In the wee hours of Friday morning, as our elected leaders were dealing with the state’s massive budget deficit, they took time to pass a resolution supporting the only automotive manufacturing plant west of the Mississippi River. The NUMMI plant in Fremont, California represents nearly 5,000 Bay Area jobs and more than 20,000 jobs around the state. This display of bipartisanship and support for California jobs is just what California needs from those elected to lead out state.

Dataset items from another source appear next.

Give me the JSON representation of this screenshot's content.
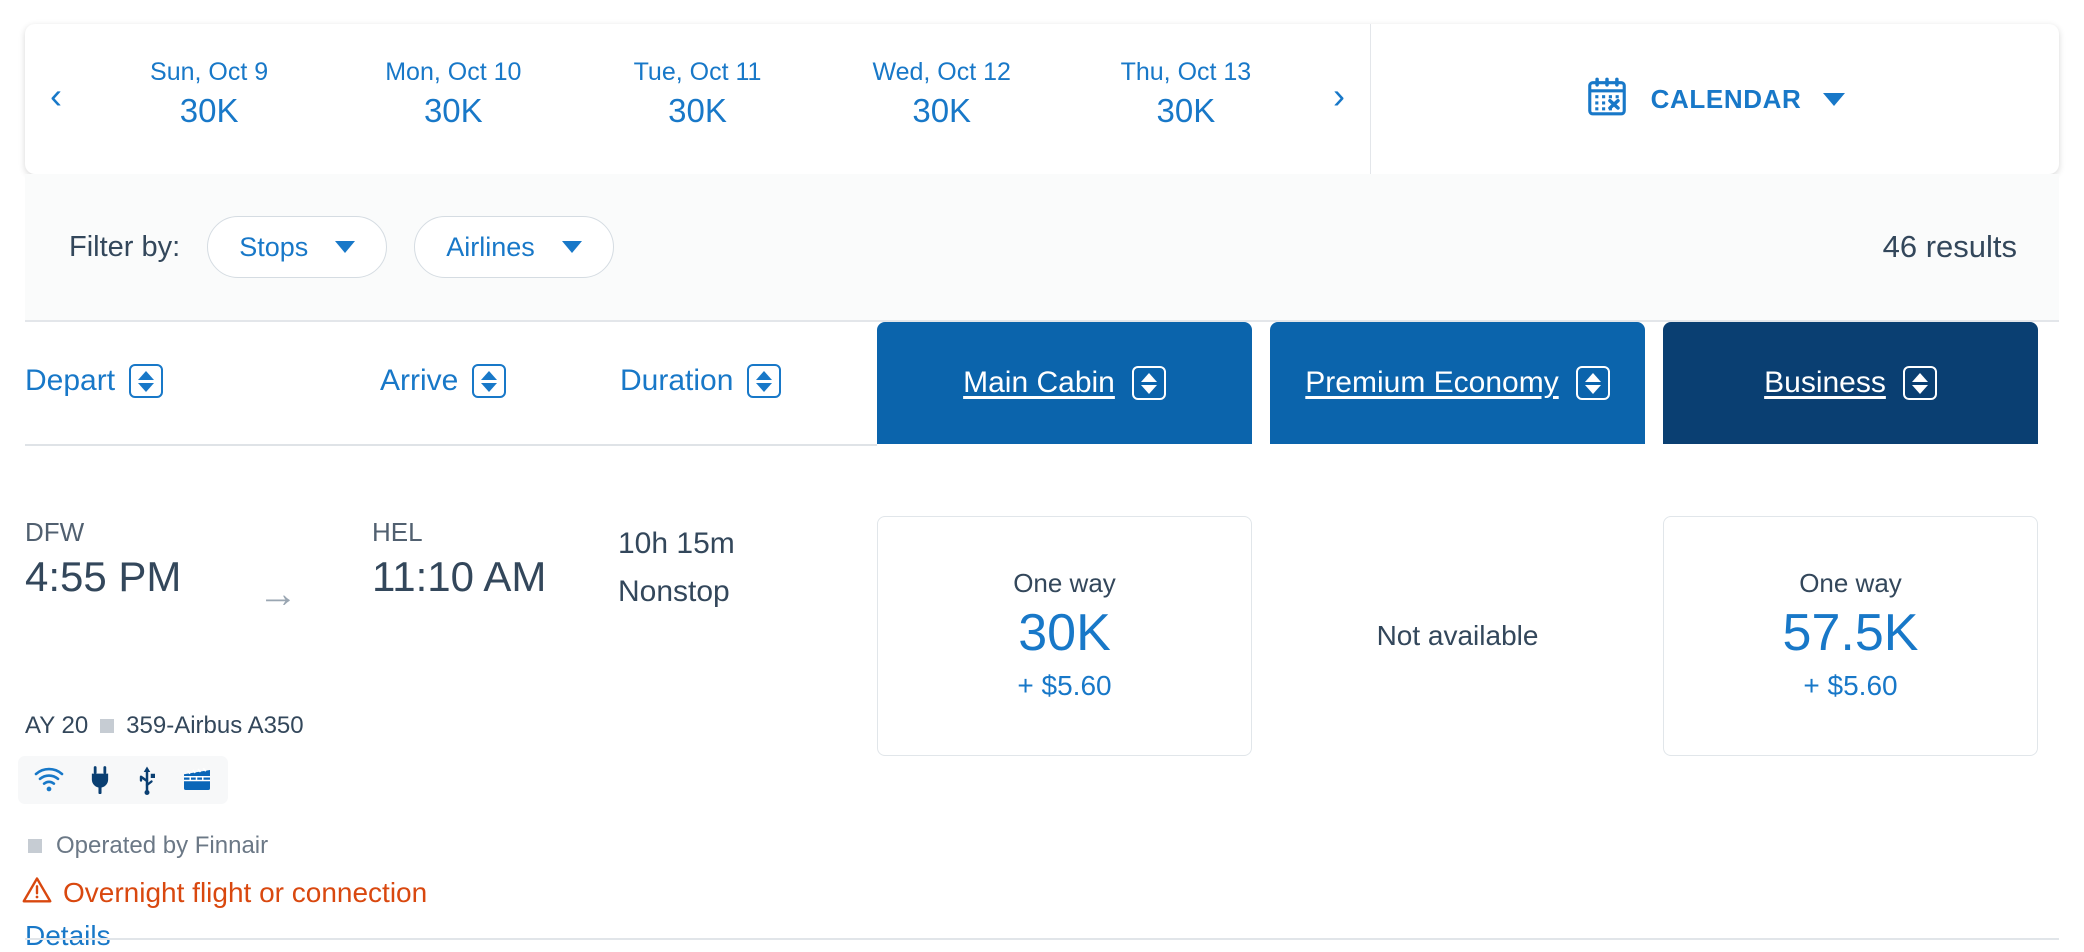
{
  "date_strip": {
    "prev_arrow": "‹",
    "next_arrow": "›",
    "tabs": [
      {
        "label": "Sun, Oct 9",
        "price": "30K",
        "selected": false
      },
      {
        "label": "Mon, Oct 10",
        "price": "30K",
        "selected": false
      },
      {
        "label": "Tue, Oct 11",
        "price": "30K",
        "selected": true
      },
      {
        "label": "Wed, Oct 12",
        "price": "30K",
        "selected": false
      },
      {
        "label": "Thu, Oct 13",
        "price": "30K",
        "selected": false
      }
    ],
    "calendar_icon": "calendar-icon",
    "calendar_label": "CALENDAR",
    "calendar_caret": "chevron-down-icon"
  },
  "filter_bar": {
    "label": "Filter by:",
    "filters": [
      {
        "label": "Stops"
      },
      {
        "label": "Airlines"
      }
    ],
    "results": "46 results"
  },
  "table": {
    "headers": {
      "depart": "Depart",
      "arrive": "Arrive",
      "duration": "Duration",
      "main_cabin": "Main Cabin",
      "premium_economy": "Premium Economy",
      "business": "Business"
    },
    "row": {
      "depart_airport": "DFW",
      "depart_time": "4:55 PM",
      "arrow": "→",
      "arrive_airport": "HEL",
      "arrive_time": "11:10 AM",
      "duration": "10h 15m",
      "stops": "Nonstop",
      "flight_number": "AY 20",
      "aircraft": "359-Airbus A350",
      "amenities": [
        "wifi-icon",
        "power-outlet-icon",
        "usb-port-icon",
        "entertainment-icon"
      ],
      "operated_by": "Operated by Finnair",
      "warning": "Overnight flight or connection",
      "details": "Details",
      "fares": {
        "main_cabin": {
          "type": "One way",
          "amount": "30K",
          "tax": "+ $5.60",
          "available": true
        },
        "premium_economy": {
          "unavailable_text": "Not available",
          "available": false
        },
        "business": {
          "type": "One way",
          "amount": "57.5K",
          "tax": "+ $5.60",
          "available": true
        }
      }
    }
  },
  "colors": {
    "brand_blue": "#1878c8",
    "cabin_header_blue": "#0b64ac",
    "business_header_navy": "#0a3f72",
    "warning_orange": "#d9480f",
    "text_dark": "#33475b"
  }
}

However, while the Legislature will join in harmonious action for this one significant business, they generally fail to show the same level of support for the businesses that employ more than half of California’s workforce and create nearly 75 percent of new jobs. Oh, and small businesses generate more than 15 times the numbers of patents per employee as compared with larger businesses, so we know where the future of biotech, greeentech, nanotech, and any other technology can be found. Where is the desperate support for the hundreds of thousands of small employers and millions of solo entrepreneurs who struggle under near Depression-level economic conditions, a credit market unwilling to lend, and government-imposed regulatory costs and taxes?

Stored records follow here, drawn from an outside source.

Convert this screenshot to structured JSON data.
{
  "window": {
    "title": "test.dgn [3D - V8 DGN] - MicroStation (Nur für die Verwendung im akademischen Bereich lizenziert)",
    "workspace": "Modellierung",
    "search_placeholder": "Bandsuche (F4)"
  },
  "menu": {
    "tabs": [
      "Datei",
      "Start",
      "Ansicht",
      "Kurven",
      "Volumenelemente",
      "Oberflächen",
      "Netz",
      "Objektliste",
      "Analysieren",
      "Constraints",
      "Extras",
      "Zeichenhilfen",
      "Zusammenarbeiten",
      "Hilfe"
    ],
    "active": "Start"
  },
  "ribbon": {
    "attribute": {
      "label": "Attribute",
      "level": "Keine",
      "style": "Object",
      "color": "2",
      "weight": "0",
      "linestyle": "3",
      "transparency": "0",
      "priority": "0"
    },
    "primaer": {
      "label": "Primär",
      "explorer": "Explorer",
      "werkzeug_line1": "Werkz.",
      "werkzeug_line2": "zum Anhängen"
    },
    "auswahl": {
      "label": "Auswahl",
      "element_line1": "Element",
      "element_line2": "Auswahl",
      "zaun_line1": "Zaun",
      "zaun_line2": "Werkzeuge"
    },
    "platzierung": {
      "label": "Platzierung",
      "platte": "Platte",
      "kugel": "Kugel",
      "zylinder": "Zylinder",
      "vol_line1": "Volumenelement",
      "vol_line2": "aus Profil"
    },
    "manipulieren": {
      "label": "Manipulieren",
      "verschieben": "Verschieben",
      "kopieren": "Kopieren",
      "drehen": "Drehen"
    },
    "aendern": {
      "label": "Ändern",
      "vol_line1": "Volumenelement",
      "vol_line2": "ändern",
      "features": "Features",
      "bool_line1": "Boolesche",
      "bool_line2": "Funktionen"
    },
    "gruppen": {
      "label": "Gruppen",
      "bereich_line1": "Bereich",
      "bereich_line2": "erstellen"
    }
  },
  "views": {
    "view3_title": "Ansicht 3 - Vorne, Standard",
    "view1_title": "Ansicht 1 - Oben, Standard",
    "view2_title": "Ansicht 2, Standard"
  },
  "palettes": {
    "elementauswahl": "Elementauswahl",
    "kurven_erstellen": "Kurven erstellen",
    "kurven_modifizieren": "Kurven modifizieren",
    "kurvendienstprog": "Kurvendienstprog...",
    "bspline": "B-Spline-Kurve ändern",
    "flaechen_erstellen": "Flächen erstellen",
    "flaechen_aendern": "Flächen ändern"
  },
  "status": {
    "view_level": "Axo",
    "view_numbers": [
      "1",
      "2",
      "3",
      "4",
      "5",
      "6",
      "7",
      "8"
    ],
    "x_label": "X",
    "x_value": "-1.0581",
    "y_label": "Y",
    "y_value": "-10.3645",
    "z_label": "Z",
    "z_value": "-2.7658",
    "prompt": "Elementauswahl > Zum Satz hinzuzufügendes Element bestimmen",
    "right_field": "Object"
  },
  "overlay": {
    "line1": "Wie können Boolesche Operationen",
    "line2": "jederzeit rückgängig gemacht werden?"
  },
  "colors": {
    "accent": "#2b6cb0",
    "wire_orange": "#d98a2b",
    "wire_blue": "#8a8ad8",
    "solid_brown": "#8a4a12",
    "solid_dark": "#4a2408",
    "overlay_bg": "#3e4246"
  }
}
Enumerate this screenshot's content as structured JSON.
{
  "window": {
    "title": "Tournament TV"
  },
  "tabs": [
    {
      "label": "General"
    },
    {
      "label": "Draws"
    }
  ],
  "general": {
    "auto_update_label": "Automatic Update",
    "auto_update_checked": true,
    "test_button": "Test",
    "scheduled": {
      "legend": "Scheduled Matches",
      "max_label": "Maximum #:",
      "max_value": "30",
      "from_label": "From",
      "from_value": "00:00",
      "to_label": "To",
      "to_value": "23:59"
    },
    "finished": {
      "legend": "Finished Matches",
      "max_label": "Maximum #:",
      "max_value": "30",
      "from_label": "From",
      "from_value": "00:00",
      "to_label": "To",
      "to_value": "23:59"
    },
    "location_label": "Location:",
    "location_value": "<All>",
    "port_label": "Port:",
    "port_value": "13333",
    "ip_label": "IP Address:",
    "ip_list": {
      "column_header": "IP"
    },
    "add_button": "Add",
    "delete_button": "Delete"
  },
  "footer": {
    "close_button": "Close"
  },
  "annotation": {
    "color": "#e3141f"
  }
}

Time and again, California small businesses have asked for relief in any number of ways, but those requests have been met with deafening silence or outright hostility. If the Legislature brought the same attitude of doing whatever it takes to save one major company to saving the businesses most responsible for California’s economic health, then our state would soon find itself in a much better place with more Californians working and state revenues on the rise.
Saving NUMMI is a worthy action that could protect about 30,000 jobs statewide and our leaders should be congratulated for demonstrating support for a major California employer, but preventing the loss of thousands of jobs barely keeps our state treading water with more than 2.2 million unemployed Californians. Maybe this is the start of a new way of thinking in Sacramento. Maybe this is just a flash-in-the-pan moment where the threat of the loss of one company would devastate a community. NFIB, of course, hopes for the former.
Many small business-killing mandates have been stopped this year due to fiscal concerns, but holding off the bad is no longer enough (unless you prefer the status quo of millions of unemployed Californians and a cash-strapped state). California small businesses are ready to create new jobs and restore California’s economy. We simply ask that the political will and leadership of our legislators for small business match what they displayed last night.
Perhaps then we can do more than save 30,000 jobs. Perhaps we can create 30,000 jobs or, better yet, 300,000 jobs and get Californians back to work.
Save NUMMI. Save small business, Save California.